A/B Testing can help you determine just how much impact your choice of words have on your visitors. Sometimes, just shortening the copy can lead to significantly more conversions.

In an example reported by Wordstream, simply shifting emphasis on call-to-action copy resulted in significant improvements. Changing “Get $10 off the first purchase. Book online now!” to “Get an additional $10 off. Book online now.” led to click through rates doubling.

2. Determine what kind of design attracts and engages your audience

Based on aesthetics alone, it would probably be easy to design an eye-catching landing page. However, the placement of your CTA, the button color choice, where your navigation button is located, the number of images, the size of your headline – all these components can have different variations that can deliver better results in terms of engagement.
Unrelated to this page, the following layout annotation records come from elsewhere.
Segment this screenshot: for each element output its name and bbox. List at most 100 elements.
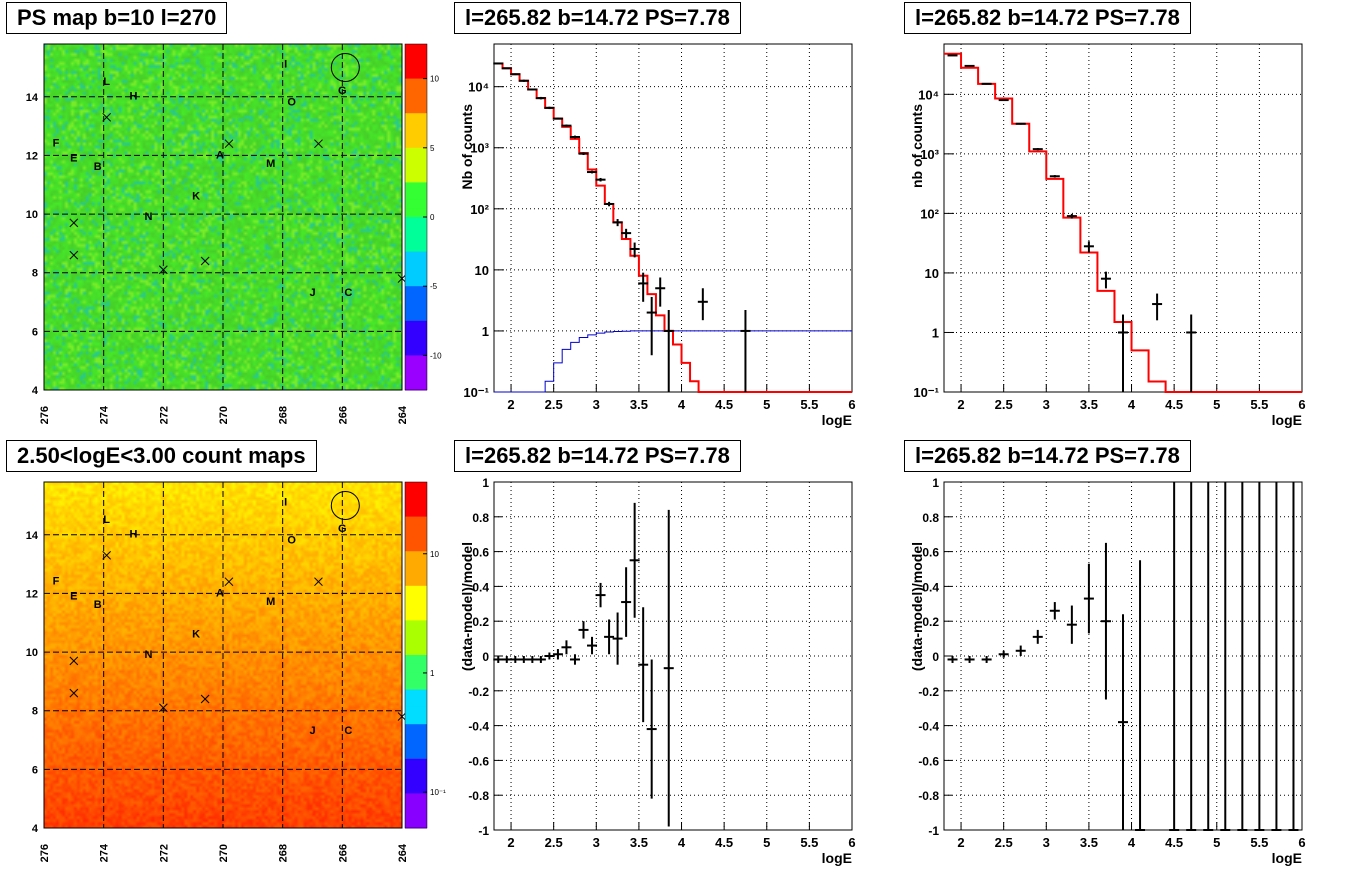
count-colorbar-cell — [405, 741, 427, 751]
spectrum-top-title: l=265.82 b=14.72 PS=7.78 — [454, 2, 741, 34]
colorbar-tick-label: 1 — [430, 669, 435, 678]
y-tick-label: 0.8 — [472, 511, 489, 525]
count-colorbar-cell — [405, 810, 427, 820]
ps-colorbar-cell — [405, 139, 427, 149]
ps-map-ytick-label: 14 — [26, 92, 39, 104]
x-axis-label: logE — [1272, 412, 1302, 428]
count-map-xtick-label: 274 — [99, 843, 111, 862]
ps-colorbar-cell — [405, 52, 427, 62]
x-tick-label: 5 — [1213, 835, 1220, 850]
x-tick-label: 4.5 — [715, 835, 733, 850]
source-label: B — [94, 599, 102, 611]
source-cross-marker — [102, 112, 112, 122]
ps-colorbar-cell — [405, 69, 427, 80]
source-label: L — [103, 514, 110, 526]
ps-colorbar-cell — [405, 234, 427, 244]
ps-map-xtick-label: 264 — [397, 405, 409, 424]
source-label: K — [192, 628, 200, 640]
y-tick-label: 0.2 — [922, 615, 939, 629]
count-map-ytick-label: 12 — [26, 588, 38, 600]
x-tick-label: 5.5 — [1250, 397, 1268, 412]
x-tick-label: 2 — [507, 835, 514, 850]
x-axis-label: logE — [822, 412, 852, 428]
x-tick-label: 3.5 — [630, 835, 648, 850]
source-cross-marker — [69, 656, 79, 666]
count-colorbar-cell — [405, 594, 427, 604]
count-colorbar-cell — [405, 655, 427, 665]
y-tick-label: -0.2 — [918, 685, 939, 699]
source-cross-marker — [224, 577, 234, 587]
y-tick-label: 10⁻¹ — [463, 385, 489, 400]
count-colorbar-cell — [405, 646, 427, 656]
x-tick-label: 2.5 — [995, 835, 1013, 850]
ps-colorbar-cell — [405, 286, 427, 296]
x-tick-label: 3.5 — [1080, 397, 1098, 412]
source-cross-marker — [69, 688, 79, 698]
source-label: N — [144, 211, 152, 223]
y-tick-label: -0.4 — [918, 720, 939, 734]
ps-colorbar-cell — [405, 217, 427, 227]
count-map-ytick-label: 14 — [26, 530, 39, 542]
y-tick-label: 10² — [920, 206, 939, 221]
ps-map-xtick-label: 268 — [278, 406, 290, 424]
y-tick-label: 10³ — [470, 141, 489, 156]
y-tick-label: -1 — [478, 824, 489, 838]
colorbar-tick-label: 5 — [430, 144, 435, 153]
source-cross-marker — [158, 703, 168, 713]
y-tick-label: 1 — [932, 476, 939, 490]
acceptance-curve-line — [494, 330, 852, 393]
y-axis-label: nb of counts — [909, 104, 925, 188]
source-label: E — [70, 152, 77, 164]
ps-colorbar-cell — [405, 260, 427, 270]
ps-map-ytick-label: 10 — [26, 209, 38, 221]
y-tick-label: 10² — [470, 202, 489, 217]
ps-map-ytick-label: 8 — [32, 268, 38, 280]
source-cross-marker — [158, 265, 168, 275]
y-axis-label: Nb of counts — [459, 104, 475, 190]
map-bottom-title: 2.50<logE<3.00 count maps — [6, 440, 317, 472]
count-map-xtick-label: 270 — [218, 844, 230, 862]
x-axis-label: logE — [1272, 850, 1302, 866]
ps-map-xtick-label: 276 — [39, 406, 51, 424]
count-colorbar-cell — [405, 672, 427, 682]
ps-map-xtick-label: 266 — [337, 406, 349, 424]
x-tick-label: 2.5 — [545, 397, 563, 412]
spectrum-charts: 2 2.5 3 3.5 4 4.5 5 5.5 6logE10⁻¹11010²10³10⁴Nb … — [459, 43, 1306, 866]
count-map-xtick-label: 264 — [397, 843, 409, 862]
count-colorbar-cell — [405, 724, 427, 734]
count-colorbar-cell — [405, 542, 427, 552]
y-tick-label: -0.8 — [468, 789, 489, 803]
x-tick-label: 3 — [1043, 397, 1050, 412]
ps-map-xtick-label: 270 — [218, 406, 230, 424]
ps-colorbar-cell — [405, 121, 427, 131]
ps-colorbar-cell — [405, 312, 427, 322]
y-tick-label: 10 — [925, 266, 939, 281]
ps-map-xtick-label: 274 — [99, 405, 111, 424]
x-tick-label: 2.5 — [995, 397, 1013, 412]
ps-colorbar-cell — [405, 372, 427, 382]
count-colorbar-cell — [405, 559, 427, 569]
source-label: N — [144, 649, 152, 661]
y-tick-label: 10⁴ — [918, 87, 939, 102]
y-tick-label: -0.8 — [918, 789, 939, 803]
count-map-ytick-label: 8 — [32, 706, 38, 718]
y-tick-label: 10⁴ — [468, 80, 489, 95]
x-tick-label: 3.5 — [1080, 835, 1098, 850]
x-tick-label: 4 — [678, 835, 686, 850]
y-tick-label: 0.6 — [472, 546, 489, 560]
ps-colorbar-cell — [405, 329, 427, 339]
x-tick-label: 6 — [1298, 835, 1305, 850]
count-colorbar-cell — [405, 689, 427, 699]
count-colorbar-cell — [405, 482, 427, 492]
source-cross-marker — [314, 577, 323, 587]
ps-colorbar-cell — [405, 199, 427, 209]
count-colorbar-cell — [405, 611, 427, 621]
residual-left-title: l=265.82 b=14.72 PS=7.78 — [454, 440, 741, 472]
count-colorbar-cell — [405, 758, 427, 768]
y-axis-label: (data-model)/model — [909, 542, 925, 671]
y-tick-label: -0.4 — [468, 720, 489, 734]
count-colorbar-cell — [405, 767, 427, 777]
y-tick-label: -0.6 — [918, 754, 939, 768]
ps-colorbar-cell — [405, 294, 427, 304]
Keep in mind that a landing page is not designed for the sole purpose to be attractive. It has to prompt action.

Something as simple as changing your CTA button to a brighter color can spur urgency and lead to more clicks.

3. Maximize conversion potential by tweaking individual elements

There are certain aspects of landing page design that you would assume are benchmarks when it comes to efficacy. For example, given that you want visitors who end up on your landing page to take immediate action, it’s logical to assume that fewer steps to sign up, leads to higher conversions. After all, visitor attention spans are short, and you want to get to your point as quickly as possible.

To be fair, this is usually true. However, there are some instances when it isn’t–the only way to tell is by testing. For example, an extra step leading to the purchase of an actual product could actually yield better results—as proven by Chris Kostecki who was A/B testing between two landing page sequences. This was a critical piece of insight into his landing page that he couldn’t have determined without actually testing it.

Keep these three points in mind if you’re still second guessing whether or not you should test landing pages. If you think your landing page is doing well now, picture how much better it could be knowing exactly what your visitors want.